I love cool technical facts from nature. Spider silk is stronger than steel! Prairie dogs use Bernoulli’s Principle to ventilate their burroughs! Bats use sonar to navigate and hunt!

So as I try to envision where edge computing is headed, I can’t help but think back to my neuroscience days and see parallels in biological neural systems.

Edge computing is, of course, um…wait a second. It’s not all that clear what edge computing is. The clearest definition I’ve seen is that edge computing is any computing that’s done outside of a data center. (I got that from Geoff Tate of Flex Logix; he says it at the beginning of this video.) So edge computing could take place in a sensing device or in a gateway or in a box at the base of a cell tower.

Now, if your brain is the equivalent of a data center, then any “computing” outside of your brain is edge computing, right? Here are some of my favorite examples:

  • Each of your eyes has about 125 million photoreceptors (that’s 10x the number of pixels in each camera in the iPhone 11, by the way), but your eye doesn’t send that pixellated information to your brain. It uses the processing power of four other types of cells, arranged in layers, to reduce that information to rudimentary yet salient features before shipping it off to the “data center” for further processing. (I have to point out that your retinas are not officially out on the edge but rather are actually considered part of your brain because of the way they develop.
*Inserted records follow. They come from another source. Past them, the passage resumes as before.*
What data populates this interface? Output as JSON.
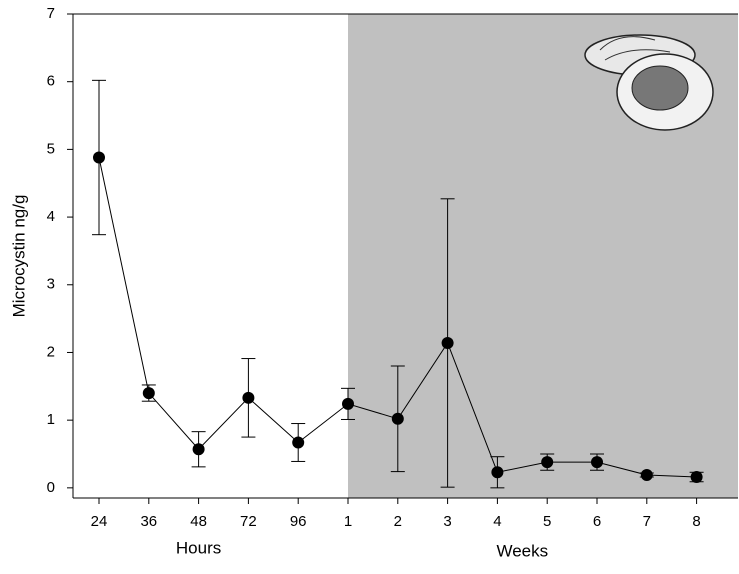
{
  "chart_data": {
    "type": "line",
    "y_label": "Microcystin ng/g",
    "groups": [
      {
        "label": "Hours",
        "shaded": false,
        "categories": [
          "24",
          "36",
          "48",
          "72",
          "96"
        ]
      },
      {
        "label": "Weeks",
        "shaded": true,
        "categories": [
          "1",
          "2",
          "3",
          "4",
          "5",
          "6",
          "7",
          "8"
        ]
      }
    ],
    "values": [
      4.88,
      1.4,
      0.57,
      1.33,
      0.67,
      1.24,
      1.02,
      2.14,
      0.23,
      0.38,
      0.38,
      0.19,
      0.16
    ],
    "errors": [
      1.14,
      0.12,
      0.26,
      0.58,
      0.28,
      0.23,
      0.78,
      2.13,
      0.23,
      0.12,
      0.12,
      0.03,
      0.07
    ],
    "color": "#000000",
    "shade_color": "#c0c0c0",
    "ylim": [
      -0.15,
      7
    ],
    "yticks": [
      0,
      1,
      2,
      3,
      4,
      5,
      6,
      7
    ]
  }
}
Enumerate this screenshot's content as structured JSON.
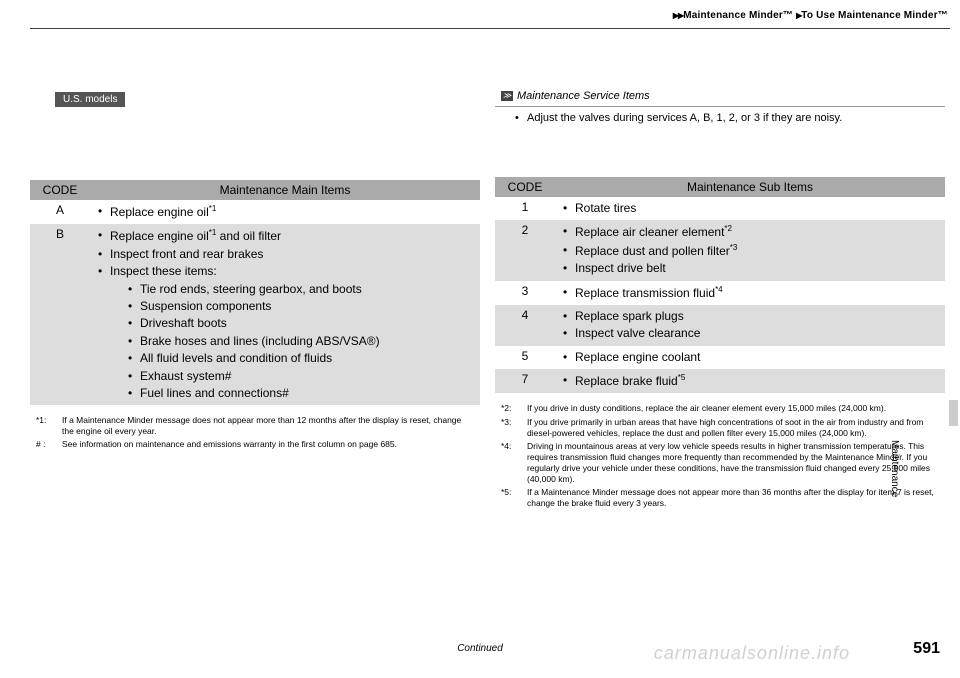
{
  "breadcrumb": {
    "section": "Maintenance Minder™",
    "page": "To Use Maintenance Minder™"
  },
  "badge": "U.S. models",
  "main_table": {
    "headers": {
      "code": "CODE",
      "items": "Maintenance Main Items"
    },
    "rows": [
      {
        "code": "A",
        "shade": false,
        "items": [
          "Replace engine oil*1"
        ]
      },
      {
        "code": "B",
        "shade": true,
        "items": [
          "Replace engine oil*1 and oil filter",
          "Inspect front and rear brakes",
          {
            "text": "Inspect these items:",
            "sub": [
              "Tie rod ends, steering gearbox, and boots",
              "Suspension components",
              "Driveshaft boots",
              "Brake hoses and lines (including ABS/VSA®)",
              "All fluid levels and condition of fluids",
              "Exhaust system#",
              "Fuel lines and connections#"
            ]
          }
        ]
      }
    ]
  },
  "main_footnotes": [
    {
      "lbl": "*1:",
      "txt": "If a Maintenance Minder message does not appear more than 12 months after the display is reset, change the engine oil every year."
    },
    {
      "lbl": "# :",
      "txt": "See information on maintenance and emissions warranty in the first column on page 685."
    }
  ],
  "info_box": {
    "title": "Maintenance Service Items",
    "bullets": [
      "Adjust the valves during services A, B, 1, 2, or 3 if they are noisy."
    ]
  },
  "sub_table": {
    "headers": {
      "code": "CODE",
      "items": "Maintenance Sub Items"
    },
    "rows": [
      {
        "code": "1",
        "shade": false,
        "items": [
          "Rotate tires"
        ]
      },
      {
        "code": "2",
        "shade": true,
        "items": [
          "Replace air cleaner element*2",
          "Replace dust and pollen filter*3",
          "Inspect drive belt"
        ]
      },
      {
        "code": "3",
        "shade": false,
        "items": [
          "Replace transmission fluid*4"
        ]
      },
      {
        "code": "4",
        "shade": true,
        "items": [
          "Replace spark plugs",
          "Inspect valve clearance"
        ]
      },
      {
        "code": "5",
        "shade": false,
        "items": [
          "Replace engine coolant"
        ]
      },
      {
        "code": "7",
        "shade": true,
        "items": [
          "Replace brake fluid*5"
        ]
      }
    ]
  },
  "sub_footnotes": [
    {
      "lbl": "*2:",
      "txt": "If you drive in dusty conditions, replace the air cleaner element every 15,000 miles (24,000 km)."
    },
    {
      "lbl": "*3:",
      "txt": "If you drive primarily in urban areas that have high concentrations of soot in the air from industry and from diesel-powered vehicles, replace the dust and pollen filter every 15,000 miles (24,000 km)."
    },
    {
      "lbl": "*4:",
      "txt": "Driving in mountainous areas at very low vehicle speeds results in higher transmission temperatures. This requires transmission fluid changes more frequently than recommended by the Maintenance Minder. If you regularly drive your vehicle under these conditions, have the transmission fluid changed every 25,000 miles (40,000 km)."
    },
    {
      "lbl": "*5:",
      "txt": "If a Maintenance Minder message does not appear more than 36 months after the display for item 7 is reset, change the brake fluid every 3 years."
    }
  ],
  "side_label": "Maintenance",
  "continued": "Continued",
  "page_number": "591",
  "watermark": "carmanualsonline.info"
}
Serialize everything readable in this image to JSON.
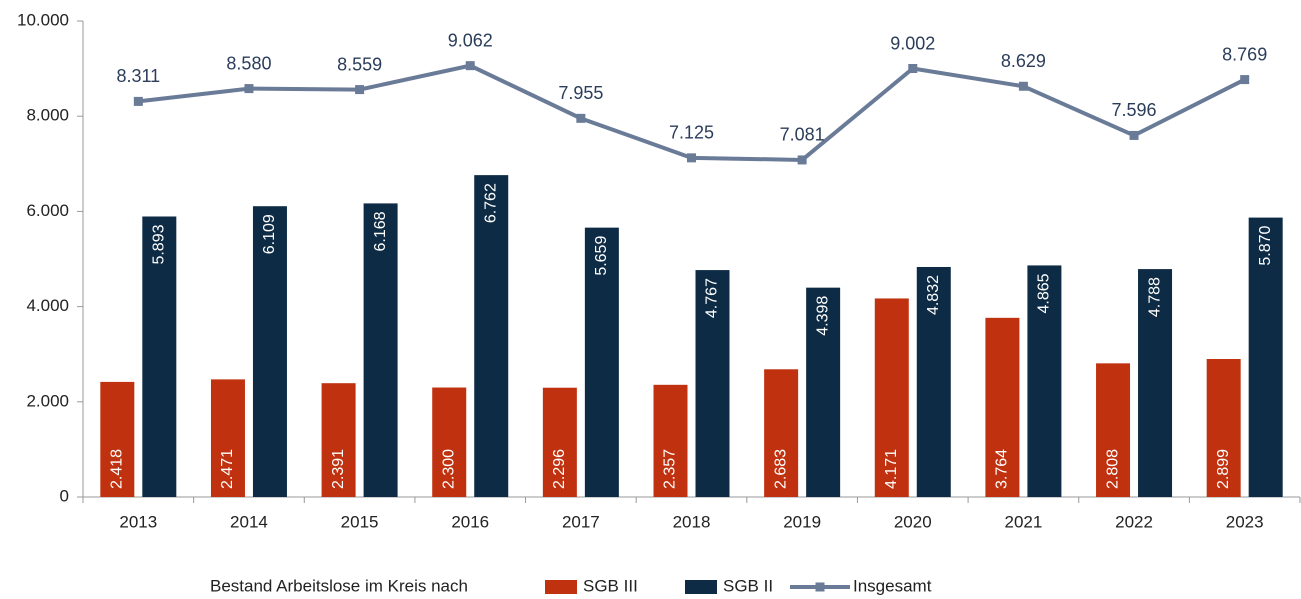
{
  "chart_data": {
    "type": "bar",
    "legend_title": "Bestand Arbeitslose im Kreis nach",
    "categories": [
      "2013",
      "2014",
      "2015",
      "2016",
      "2017",
      "2018",
      "2019",
      "2020",
      "2021",
      "2022",
      "2023"
    ],
    "series": [
      {
        "name": "SGB III",
        "color": "#c0310f",
        "type": "bar",
        "values": [
          2418,
          2471,
          2391,
          2300,
          2296,
          2357,
          2683,
          4171,
          3764,
          2808,
          2899
        ],
        "value_labels": [
          "2.418",
          "2.471",
          "2.391",
          "2.300",
          "2.296",
          "2.357",
          "2.683",
          "4.171",
          "3.764",
          "2.808",
          "2.899"
        ]
      },
      {
        "name": "SGB II",
        "color": "#0d2b45",
        "type": "bar",
        "values": [
          5893,
          6109,
          6168,
          6762,
          5659,
          4767,
          4398,
          4832,
          4865,
          4788,
          5870
        ],
        "value_labels": [
          "5.893",
          "6.109",
          "6.168",
          "6.762",
          "5.659",
          "4.767",
          "4.398",
          "4.832",
          "4.865",
          "4.788",
          "5.870"
        ]
      },
      {
        "name": "Insgesamt",
        "color": "#6a7b98",
        "type": "line",
        "values": [
          8311,
          8580,
          8559,
          9062,
          7955,
          7125,
          7081,
          9002,
          8629,
          7596,
          8769
        ],
        "value_labels": [
          "8.311",
          "8.580",
          "8.559",
          "9.062",
          "7.955",
          "7.125",
          "7.081",
          "9.002",
          "8.629",
          "7.596",
          "8.769"
        ]
      }
    ],
    "ylim": [
      0,
      10000
    ],
    "yticks": [
      0,
      {
        "value": 2000,
        "label": "2.000"
      },
      {
        "value": 4000,
        "label": "4.000"
      },
      {
        "value": 6000,
        "label": "6.000"
      },
      {
        "value": 8000,
        "label": "8.000"
      },
      {
        "value": 10000,
        "label": "10.000"
      }
    ],
    "grid": false,
    "legend": "bottom"
  }
}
My neuroanatomy teacher, Larry Swanson, would be very disappointed in me if I didn’t.)
  • Sound is broken down into its frequency components by the very first cells in the auditory pathway. Your wetware computes a Fourier transform of the sounds entering your ears before “uploading” it to your brain.
  • Reflexes like kicking when the doctor hits your knee with that little hammer or when you pull your hand away from a hot stove are mediated entirely by your spinal cord. Data center (aka brain) totally unnecessary.
  • Walking. Cats don’t need their brains to walk, so you might not either. Have a look at this video. (Warning: It shows an experiment on a cat that the cat doesn’t survive, but it’s not at all gory, and it doesn’t show the death of the cat.)